Friedrich Naumann Foundation's 2010 Freedom Prize: Necla Kelek
I've mentioned in a few blog posts that I met my wife partly through the auspices of the Friedrich Naumann Foundation, for we accidentally sat next to each other on a train headed for that foundation's orientation seminar after we had been awarded doctoral research grants. We were sponsored by the Naumann for three years and attended numerous seminars on free enterprise, democracy, and human rights, among other topics of concern for the foundation. At the time, multiculturalism was a much debated concept, but what had not yet become clear, to me anyway, was the distinction between a moderate multiculturalism intrinsic to Europe and a radical multiculturalism extrinsic to it.
I'm scheduled to teach a course next semester at Ewha Womans University for the Division of International Studies on European unification and some of its difficulties, so I've been looking into these issues, which include radical multiculturalism and its denial of universal values. I was therefore interested to note that the Naumann Foundation has awarded its 2010 Freedom Prize (Freiheitspreis) to the Turkish-German feminist Necla Kelek.
In her acceptance speech, "Let's Speak about Freedom" ("Lassen Sie uns über Freiheit sprechen"), Ms. Kelek notes a problem posed for human rights by Islamism in Europe, which I translate somewhat loosely below:
Human dignity, equality between men and women, freedom of expression, conscience and religion, of assembly and freedom of association, the separation of church and state were thenceforth [i.e., after the liberal Revolution of 1848] principles of European society. Although delayed [in full acceptance], equality and freedom came to be reflected in [European] constitutions and laws, and they shaped the value orientation of civil society and constituted European identity, and constitute it even now. Political Islam -- and I mean, for example, the 45 states [actually 57] of the Organization of the Islamic Conference -- place human rights under the rule of sharia, Islam's divine law. The Islamic organizations in Germany emphasize their retention of sharia. Islam and Islamism are thus difficult to separate from each other, for a rejection of secularism and the culture of the West has not only a militant variant, but is at the core of the policy of almost all Islamic institutions.In stating that "Islam and Islamism are . . . difficult to separate from each other, for a rejection of secularism and the culture of the West has not only a militant variant, but is at the core of the policy of almost all Islamic institutions," Ms Kelek touches on an issue that I've also broached, namely, my view that Islamism is radicalism at the core of Islam.

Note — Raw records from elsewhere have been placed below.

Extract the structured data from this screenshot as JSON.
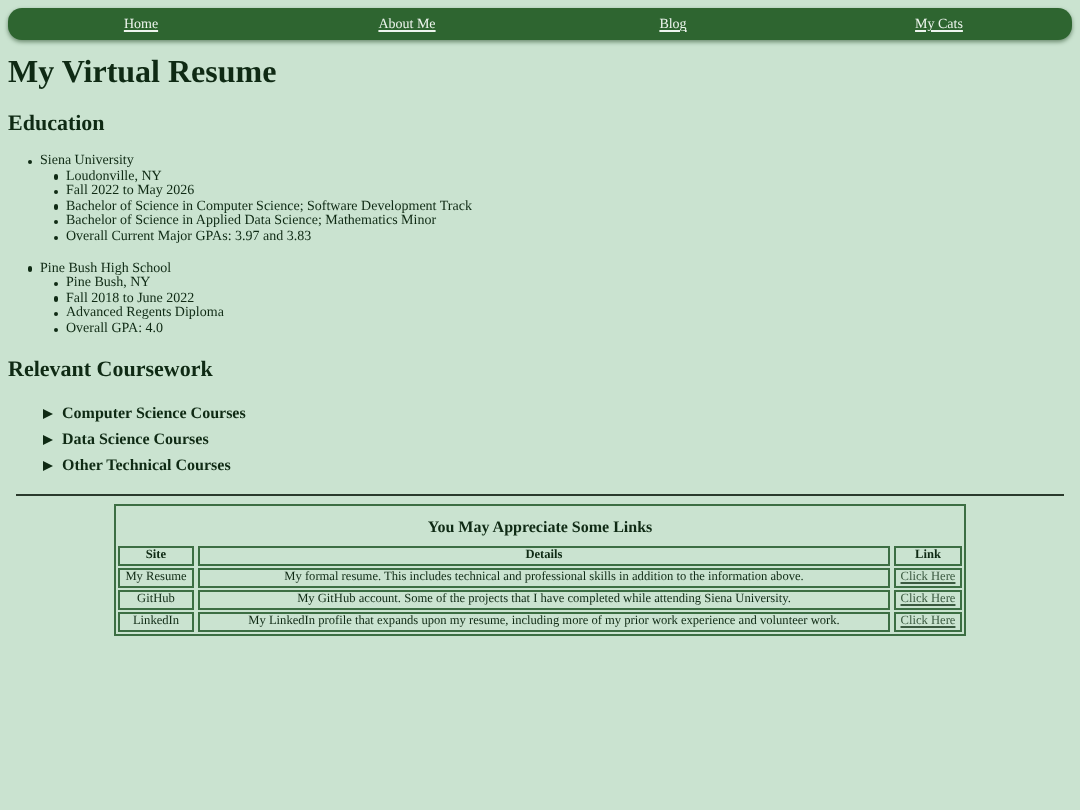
{
  "nav": [
    {
      "label": "Home"
    },
    {
      "label": "About Me"
    },
    {
      "label": "Blog"
    },
    {
      "label": "My Cats"
    }
  ],
  "title": "My Virtual Resume",
  "education": {
    "heading": "Education",
    "schools": [
      {
        "name": "Siena University",
        "details": [
          "Loudonville, NY",
          "Fall 2022 to May 2026",
          "Bachelor of Science in Computer Science; Software Development Track",
          "Bachelor of Science in Applied Data Science; Mathematics Minor",
          "Overall Current Major GPAs: 3.97 and 3.83"
        ]
      },
      {
        "name": "Pine Bush High School",
        "details": [
          "Pine Bush, NY",
          "Fall 2018 to June 2022",
          "Advanced Regents Diploma",
          "Overall GPA: 4.0"
        ]
      }
    ]
  },
  "coursework": {
    "heading": "Relevant Coursework",
    "groups": [
      {
        "label": "Computer Science Courses",
        "expanded": false
      },
      {
        "label": "Data Science Courses",
        "expanded": false
      },
      {
        "label": "Other Technical Courses",
        "expanded": false
      }
    ]
  },
  "links_table": {
    "caption": "You May Appreciate Some Links",
    "columns": [
      "Site",
      "Details",
      "Link"
    ],
    "rows": [
      {
        "site": "My Resume",
        "details": "My formal resume. This includes technical and professional skills in addition to the information above.",
        "link": "Click Here"
      },
      {
        "site": "GitHub",
        "details": "My GitHub account. Some of the projects that I have completed while attending Siena University.",
        "link": "Click Here"
      },
      {
        "site": "LinkedIn",
        "details": "My LinkedIn profile that expands upon my resume, including more of my prior work experience and volunteer work.",
        "link": "Click Here"
      }
    ]
  }
}
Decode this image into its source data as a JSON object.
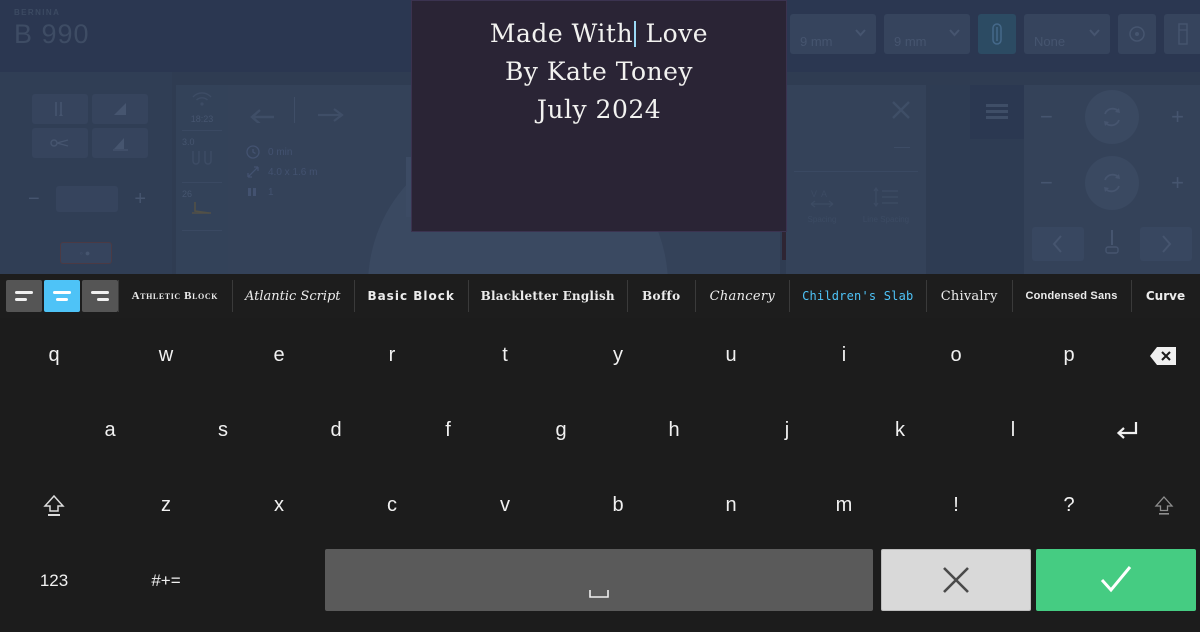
{
  "background_app": {
    "brand": {
      "name": "BERNINA",
      "model": "B 990"
    },
    "toolbar": {
      "selects": [
        {
          "label": "",
          "value": "9 mm",
          "name": "stitch-width-select"
        },
        {
          "label": "",
          "value": "9 mm",
          "name": "needle-plate-select"
        },
        {
          "label": "",
          "value": "None",
          "name": "presser-foot-select"
        }
      ],
      "icons": [
        "needle-icon",
        "eco-icon",
        "usb-drive-icon"
      ]
    },
    "status": {
      "time": "18:23",
      "stitch_width": "3.0",
      "foot_number": "26"
    },
    "canvas_metrics": {
      "time_label": "0 min",
      "size_label": "4.0 x 1.6 m",
      "color_count": "1"
    },
    "tools": [
      {
        "label": "Spacing",
        "icon": "letter-spacing-icon"
      },
      {
        "label": "Line Spacing",
        "icon": "line-spacing-icon"
      }
    ]
  },
  "text_preview": {
    "lines_before_caret": "Made With",
    "line1_after_caret": " Love",
    "line2": "By Kate Toney",
    "line3": "July 2024",
    "background_color": "#2a2435",
    "text_color": "#f2f2f0",
    "caret_color": "#9bd9f5"
  },
  "font_bar": {
    "accent_color": "#4ec3f7",
    "alignment": {
      "selected": "center",
      "options": [
        {
          "name": "align-left",
          "label": "Align Left"
        },
        {
          "name": "align-center",
          "label": "Align Center"
        },
        {
          "name": "align-right",
          "label": "Align Right"
        }
      ]
    },
    "fonts": [
      {
        "label": "Athletic Block",
        "face": "f-athletic",
        "selected": false
      },
      {
        "label": "Atlantic Script",
        "face": "f-atlantic",
        "selected": false
      },
      {
        "label": "Basic Block",
        "face": "f-basic",
        "selected": false
      },
      {
        "label": "Blackletter English",
        "face": "f-black",
        "selected": false
      },
      {
        "label": "Boffo",
        "face": "f-boffo",
        "selected": false
      },
      {
        "label": "Chancery",
        "face": "f-chancery",
        "selected": false
      },
      {
        "label": "Children's Slab",
        "face": "f-children",
        "selected": true
      },
      {
        "label": "Chivalry",
        "face": "f-chivalry",
        "selected": false
      },
      {
        "label": "Condensed Sans",
        "face": "f-condensed",
        "selected": false
      },
      {
        "label": "Curve",
        "face": "f-curve",
        "selected": false
      }
    ]
  },
  "keyboard": {
    "row1": [
      "q",
      "w",
      "e",
      "r",
      "t",
      "y",
      "u",
      "i",
      "o",
      "p"
    ],
    "row1_action": {
      "name": "backspace-key",
      "icon": "backspace-icon"
    },
    "row2": [
      "a",
      "s",
      "d",
      "f",
      "g",
      "h",
      "j",
      "k",
      "l"
    ],
    "row2_action": {
      "name": "enter-key",
      "icon": "return-icon"
    },
    "row3_shift_left": {
      "name": "shift-key-left",
      "icon": "shift-icon"
    },
    "row3": [
      "z",
      "x",
      "c",
      "v",
      "b",
      "n",
      "m",
      "!",
      "?"
    ],
    "row3_shift_right": {
      "name": "shift-key-right",
      "icon": "shift-icon"
    },
    "row4": {
      "numeric_label": "123",
      "symbols_label": "#+=",
      "space_label": "",
      "cancel_label": "",
      "confirm_label": ""
    },
    "colors": {
      "spacebar": "#5a5a5a",
      "cancel": "#d9d9d9",
      "confirm": "#45cc82"
    }
  }
}
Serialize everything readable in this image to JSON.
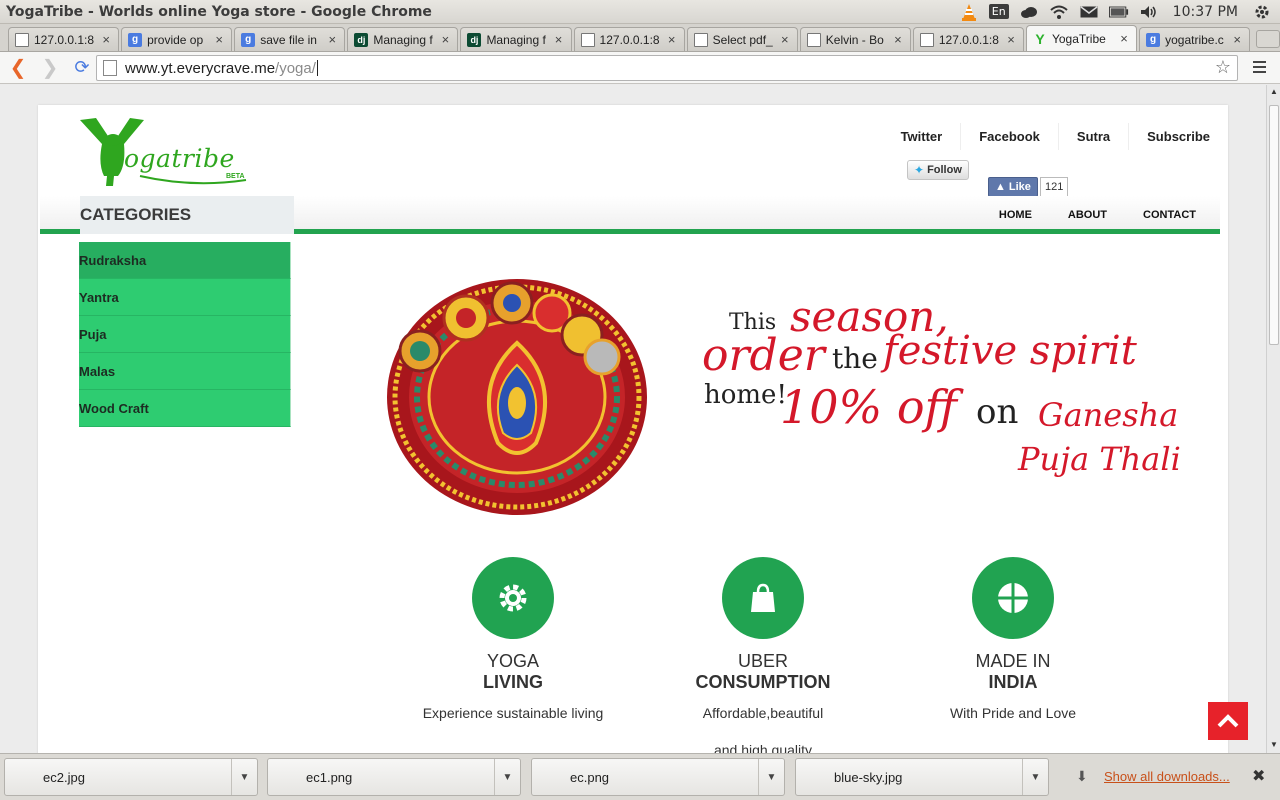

(Die Würde des Menschen, die Gleichberechtigung von Mann und Frau, Meinungsfreiheit, Gewissens- und Religionsfreiheit, Versammlungs- und Koalitionsfreiheit, die Trennung von Staat und Religion waren fortan Prinzipien der europäischen Gesellschaft und Gleichheit und Freiheit schlugen sich mit Verzögerung in den Verfassungen und Gesetzen nieder und prägten die Wertorientierung der bürgerlichen Gesellschaft, machten und machen die Identität Europas bis heute aus. Der politische Islam -- und ich meine damit zum Beispiel die 45 Staaten der islamischen Konferenz -- stellen die Menschenrechte unter den Vorbehalt der Scharia, ihres göttlichen Rechts. Auch die Islamverbände in Deutschland betonen den Scharia-Vorbehalt. Es ist deshalb schwer, Islam und Islamismus voneinander zu trennen, denn die Ablehnung der Säkularität und der Kultur des Westens hat nicht nur eine militante Variante, sondern ist Kern der Politik fast aller islamischen Institutionen.)
Unfortunately, I lack time today to go further into this speech and its issues, but for those who know German and wish to read more, there's a pdf of the original speech at the Naumann site (as noted above, and also videos). An edited German version titled "Aus Muslimen müssen freie Bürger werden" ("Muslims Must Become Free Citizens") appears in the Frankfurter Allgemeine Zeitung (November 9, 2010), so if one knows no German, then one can easily copy and paste at Google Translate and get a fairly decent translation.
One can also read a complete English translation of the FAZ edited version at the blog Gates of Vienna, and there may be other sites, possibly translating the original version, but I've not yet found any.